BELLERIVE: A lot of the — the — the police headquarters has been hit and the MINUSTAH, also. But since there is coordination between the
(inaudible) national police, the MINUSTAH, and the bilateral partners, we are going to continue to enforce security and keep it in the — in a safe -
- the population in a safe environment.

AMANPOUR: So are you satisfied, Mr. Prime Minister, is your government satisfied...

BELLERIVE: Does answer your question?

AMANPOUR: Yeah. Yes, it did ask my question. But I want to ask you whether you're satisfied with the security forces, with the U.S. forces who have arrived, with the Canadian forces, with all the other forces. Are they able to do security and aid distribution?




PREVAL: On behalf of the Haitian people, I thank President Obama and his wife, Michelle. I thank the secretary of state, Mrs. Clinton, and her staff. I think the President Clinton and all the partners, international partners who are helping us. Without their help, it would be impossible for us to cope with the situation.

AMANPOUR: Thank you, Mr. President. And, Mr. Prime Minister...


AMANPOUR: ... could I ask you a question now?


AMANPOUR: Can you estimate the death toll? I heard — I heard the president say that you believe that you have removed 50,000 bodies from the street. Do you know any better the death toll since the earthquake?

BELLERIVE: Yes. If the official number, the president say 50,000, but the last number that I receive at my office is 72,000 collected by the Haitian services. That doesn't count that one that are collected by MINUSTAH. That doesn't count the one that the people directly buried — a lot of people buried their families and all that. But the last official count is 72,000 collected bodies.

AMANPOUR: And my final question to you both, do you believe that Haiti will recover and that the world will keep its attention on Haiti?


PREVAL: I take this opportunity for — to say many thanks to the CNN and all the people in the United States that are mobilizing to help Haiti.
Yes, I think that we will make it with the help of the Haitian people, with the help of the international community.
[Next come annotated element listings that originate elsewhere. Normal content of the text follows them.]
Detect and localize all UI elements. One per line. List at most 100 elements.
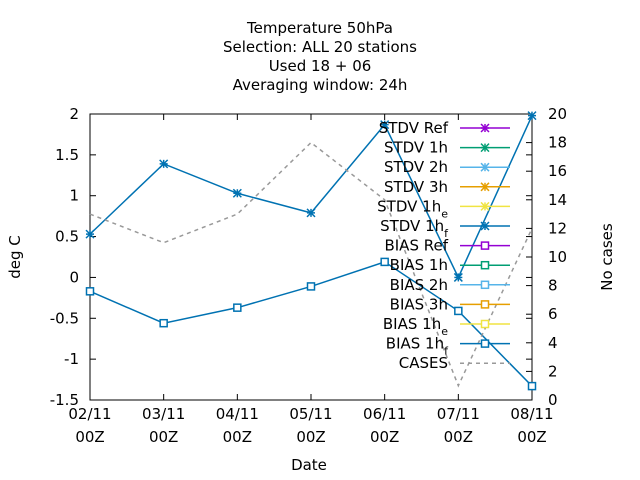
y-tick-label: 0.5 xyxy=(55,228,79,246)
plot-border xyxy=(89,113,533,401)
legend-label: BIAS 1he xyxy=(383,315,448,338)
y-tick-label: 2 xyxy=(69,105,79,123)
legend-marker xyxy=(480,319,490,329)
legend-marker xyxy=(480,339,490,348)
title-line-1: Temperature 50hPa xyxy=(246,19,393,37)
point-bias_1hf xyxy=(454,306,463,316)
legend-label: BIAS Ref xyxy=(384,237,448,255)
plot-area xyxy=(89,113,533,401)
legend-item: STDV 1h xyxy=(384,139,510,157)
legend-item: STDV Ref xyxy=(379,119,510,137)
legend-marker xyxy=(480,123,490,133)
y2-tick-label: 6 xyxy=(548,305,558,323)
legend-marker xyxy=(480,182,490,192)
x-tick-label-date: 02/11 xyxy=(68,405,111,423)
y2-axis-label: No cases xyxy=(598,223,616,291)
legend-label: CASES xyxy=(399,354,448,372)
point-stdv_1hf xyxy=(85,229,95,239)
title-line-4: Averaging window: 24h xyxy=(233,76,408,94)
point-bias_1hf xyxy=(380,257,389,267)
point-stdv_1hf xyxy=(232,188,242,198)
legend-marker xyxy=(480,260,490,270)
x-tick-label-hour: 00Z xyxy=(75,428,104,446)
legend-label: BIAS 2h xyxy=(390,276,448,294)
legend-item: STDV 3h xyxy=(384,178,510,196)
legend-marker xyxy=(480,300,490,309)
y2-tick-label: 8 xyxy=(548,277,558,295)
y-tick-label: 1 xyxy=(69,187,79,205)
x-tick-label-date: 04/11 xyxy=(216,405,259,423)
point-bias_1hf xyxy=(306,282,316,291)
legend-item: BIAS 1hf xyxy=(386,335,510,358)
y2-tick-label: 2 xyxy=(548,362,558,380)
title-line-3: Used 18 + 06 xyxy=(269,57,372,75)
legend-item: BIAS Ref xyxy=(384,237,510,255)
series-line-stdv_1hf xyxy=(89,115,533,280)
legend-label: STDV 1hf xyxy=(380,217,449,240)
legend-item: BIAS 1he xyxy=(383,315,510,338)
y2-tick-label: 16 xyxy=(548,162,567,180)
x-tick-label-date: 03/11 xyxy=(142,405,185,423)
legend-label: STDV 1h xyxy=(384,139,448,157)
point-stdv_1hf xyxy=(306,208,316,218)
legend-item: STDV 1he xyxy=(377,197,510,220)
legend-marker xyxy=(480,162,490,172)
x-tick-label-date: 05/11 xyxy=(289,405,332,423)
y-tick-label: -1.5 xyxy=(50,391,79,409)
y2-tick-label: 20 xyxy=(548,105,567,123)
y-tick-label: -1 xyxy=(64,350,79,368)
legend-item: CASES xyxy=(399,354,510,372)
legend-label: BIAS 1h xyxy=(390,256,448,274)
y-tick-label: 1.5 xyxy=(55,146,79,164)
legend-item: BIAS 3h xyxy=(390,295,510,313)
x-tick-label-hour: 00Z xyxy=(223,428,252,446)
legend-marker xyxy=(480,201,490,211)
x-tick-label-date: 07/11 xyxy=(437,405,480,423)
y-axis-label: deg C xyxy=(6,235,24,279)
point-stdv_1hf xyxy=(380,120,390,130)
y2-tick-label: 10 xyxy=(548,248,567,266)
legend-item: BIAS 2h xyxy=(390,276,510,294)
x-tick-label-date: 08/11 xyxy=(510,405,553,423)
title-line-2: Selection: ALL 20 stations xyxy=(223,38,417,56)
y-tick-label: -0.5 xyxy=(50,309,79,327)
legend-item: STDV 2h xyxy=(384,158,510,176)
legend-marker xyxy=(480,143,490,153)
legend-label: STDV 1he xyxy=(377,197,448,220)
point-bias_1hf xyxy=(159,318,168,328)
point-bias_1hf xyxy=(233,303,242,312)
y2-tick-label: 12 xyxy=(548,219,567,237)
series-line-cases xyxy=(89,141,533,388)
y-axis-ticks: 2 1.5 1 0.5 0 -0.5 -1 -1.5 xyxy=(50,105,532,409)
x-axis-label: Date xyxy=(291,456,327,474)
x-tick-label-hour: 00Z xyxy=(517,428,546,446)
legend-item: BIAS 1h xyxy=(390,256,510,274)
legend-marker xyxy=(480,221,490,231)
legend-marker xyxy=(480,241,490,250)
point-stdv_1hf xyxy=(159,159,169,169)
x-tick-label-hour: 00Z xyxy=(370,428,399,446)
y2-tick-label: 14 xyxy=(548,191,567,209)
legend-label: BIAS 3h xyxy=(390,295,448,313)
x-tick-label-hour: 00Z xyxy=(444,428,473,446)
y2-tick-label: 0 xyxy=(548,391,558,409)
x-tick-label-hour: 00Z xyxy=(296,428,325,446)
point-stdv_1hf xyxy=(453,272,463,282)
x-tick-label-hour: 00Z xyxy=(149,428,178,446)
legend-label: BIAS 1hf xyxy=(386,335,449,358)
series-layer xyxy=(85,111,537,391)
x-tick-label-date: 06/11 xyxy=(363,405,406,423)
legend-label: STDV 3h xyxy=(384,178,448,196)
legend-label: STDV 2h xyxy=(384,158,448,176)
chart-title: Temperature 50hPa Selection: ALL 20 stat… xyxy=(223,19,417,94)
legend-item: STDV 1hf xyxy=(380,217,510,240)
x-axis-ticks: 02/11 00Z 03/11 00Z 04/11 00Z 05/11 00Z 06/11 00Z… xyxy=(68,114,554,446)
y2-tick-label: 4 xyxy=(548,334,558,352)
legend-label: STDV Ref xyxy=(379,119,449,137)
point-bias_1hf xyxy=(527,381,537,391)
y-tick-label: 0 xyxy=(69,268,79,286)
y2-tick-label: 18 xyxy=(548,134,567,152)
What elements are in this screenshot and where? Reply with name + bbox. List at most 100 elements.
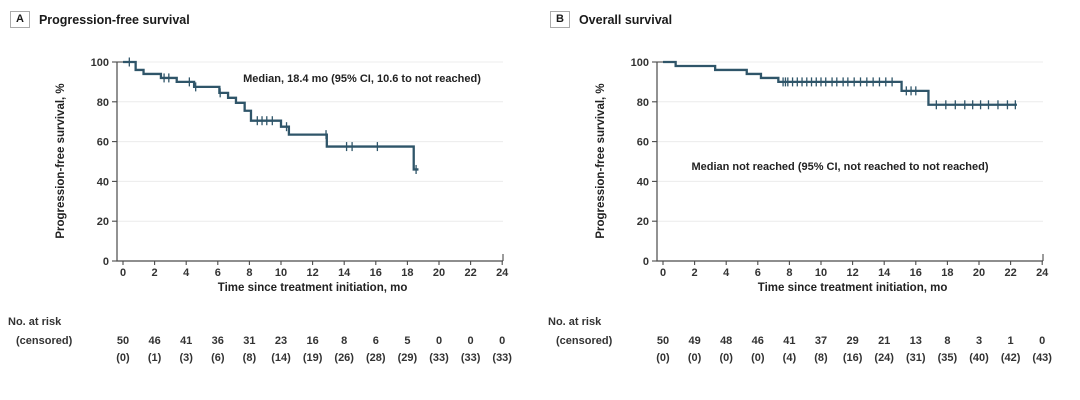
panel-a-letter-badge: A (10, 11, 30, 28)
at-risk-count: 37 (815, 335, 827, 347)
panel-b-title: Overall survival (578, 12, 673, 27)
x-tick-label: 6 (755, 267, 761, 279)
censored-count: (6) (211, 352, 225, 364)
censored-count: (8) (814, 352, 828, 364)
y-tick-label: 20 (97, 216, 109, 228)
censored-count: (0) (656, 352, 670, 364)
x-tick-label: 16 (370, 267, 382, 279)
x-tick-label: 6 (215, 267, 221, 279)
censored-count: (33) (492, 352, 512, 364)
at-risk-count: 50 (657, 335, 669, 347)
panel-a-header: A Progression-free survival (10, 11, 190, 28)
at-risk-count: 48 (720, 335, 732, 347)
at-risk-count: 41 (783, 335, 795, 347)
risk-table-censored-label: (censored) (556, 335, 613, 347)
y-tick-label: 0 (643, 256, 649, 268)
y-tick-label: 40 (637, 176, 649, 188)
at-risk-count: 49 (688, 335, 700, 347)
at-risk-count: 21 (878, 335, 890, 347)
censored-count: (19) (303, 352, 323, 364)
survival-curve (663, 60, 1017, 106)
panel-progression-free-survival: A Progression-free survival 0 20 40 60 80 100… (8, 11, 512, 364)
censored-count: (4) (783, 352, 797, 364)
censored-count: (26) (334, 352, 354, 364)
at-risk-count: 46 (148, 335, 160, 347)
at-risk-count: 5 (404, 335, 410, 347)
median-annotation: Median not reached (95% CI, not reached … (691, 161, 988, 173)
x-tick-label: 10 (275, 267, 287, 279)
y-tick-label: 60 (97, 137, 109, 149)
censored-count: (43) (1032, 352, 1052, 364)
censored-count: (1) (148, 352, 162, 364)
risk-table-label: No. at risk (8, 316, 62, 328)
censored-count: (0) (751, 352, 765, 364)
x-tick-label: 14 (878, 267, 891, 279)
at-risk-count: 50 (117, 335, 129, 347)
x-tick-label: 16 (910, 267, 922, 279)
censored-count: (16) (843, 352, 863, 364)
at-risk-count: 13 (910, 335, 922, 347)
censored-count: (33) (461, 352, 481, 364)
median-annotation: Median, 18.4 mo (95% CI, 10.6 to not rea… (243, 73, 481, 85)
at-risk-count: 3 (976, 335, 982, 347)
y-tick-label: 20 (637, 216, 649, 228)
panel-b-letter-badge: B (550, 11, 570, 28)
risk-table-label: No. at risk (548, 316, 602, 328)
censored-count: (28) (366, 352, 386, 364)
x-tick-label: 4 (723, 267, 730, 279)
x-tick-label: 24 (1036, 267, 1049, 279)
at-risk-count: 8 (944, 335, 950, 347)
at-risk-count: 0 (436, 335, 442, 347)
at-risk-count: 41 (180, 335, 192, 347)
y-tick-label: 0 (103, 256, 109, 268)
at-risk-count: 29 (846, 335, 858, 347)
censored-count: (8) (243, 352, 257, 364)
at-risk-count: 31 (243, 335, 255, 347)
at-risk-count: 6 (373, 335, 379, 347)
x-tick-label: 18 (941, 267, 953, 279)
censored-count: (14) (271, 352, 291, 364)
censored-count: (0) (116, 352, 130, 364)
axis-frame (116, 62, 503, 262)
y-tick-label: 40 (97, 176, 109, 188)
x-tick-label: 20 (973, 267, 985, 279)
at-risk-count: 16 (306, 335, 318, 347)
at-risk-count: 46 (752, 335, 764, 347)
x-tick-label: 4 (183, 267, 190, 279)
y-tick-label: 60 (637, 137, 649, 149)
panel-a-title: Progression-free survival (38, 12, 190, 27)
x-tick-label: 0 (660, 267, 666, 279)
at-risk-count: 36 (212, 335, 224, 347)
x-tick-label: 22 (1004, 267, 1016, 279)
x-tick-label: 12 (846, 267, 858, 279)
x-tick-label: 8 (786, 267, 792, 279)
x-tick-label: 2 (692, 267, 698, 279)
x-axis-title: Time since treatment initiation, mo (758, 282, 948, 294)
censored-count: (42) (1001, 352, 1021, 364)
y-axis-title: Progression-free survival, % (595, 83, 607, 238)
censored-count: (33) (429, 352, 449, 364)
x-axis-title: Time since treatment initiation, mo (218, 282, 408, 294)
risk-table-censored-label: (censored) (16, 335, 73, 347)
at-risk-count: 0 (1039, 335, 1045, 347)
y-tick-label: 80 (97, 97, 109, 109)
x-tick-label: 10 (815, 267, 827, 279)
censored-count: (29) (398, 352, 418, 364)
x-tick-label: 18 (401, 267, 413, 279)
survival-curve (123, 60, 419, 171)
censored-count: (40) (969, 352, 989, 364)
at-risk-count: 1 (1008, 335, 1014, 347)
censored-count: (3) (179, 352, 193, 364)
panel-overall-survival: B Overall survival 0 20 40 60 80 100 0 2 4 6 8 10 12… (540, 0, 1080, 400)
censored-count: (31) (906, 352, 926, 364)
at-risk-count: 23 (275, 335, 287, 347)
y-tick-label: 100 (631, 57, 649, 69)
panel-b-header: B Overall survival (550, 11, 672, 28)
y-tick-label: 80 (637, 97, 649, 109)
x-tick-label: 0 (120, 267, 126, 279)
censored-count: (35) (938, 352, 958, 364)
x-tick-label: 2 (152, 267, 158, 279)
AMANPOUR: Mr. President, Mr. Prime Minister...

BELLERIVE: He thanks you.

AMANPOUR: Thank you. I heard him very, very clearly, and so did all our global audience. And I want to thank you both very much. And you know that the whole world is watching.

PREVAL: Thank you, Mrs. Amanpour.

AMANPOUR: Thank you, Mr. Preval. Thank you, Mr. Bellerive.

And next, our "Post-Script." Obviously, more on Haiti. We return to Jacmel.

AMANPOUR: And in our "Post-Script" tonight, we leave you with one more look at the devastated town of Jacmel in Haiti. This time, we hear from a local resident. The film student Quesie Jean (ph), whose school, the Cine Institute, has been documenting the effects of the earthquake on the community.

We'll check back with Quesie (ph) and her colleagues at the Cine Institute in the days to come to see how the recovery is progressing in what was once the jewel of Haiti.

For more on the disaster, go to, where a member of our team is texting us live updates from Haiti. You can track his reports on our blog.

And that's it for now. Thank you for watching. We'll be back tomorrow with much more. From all of us here, goodbye from New York.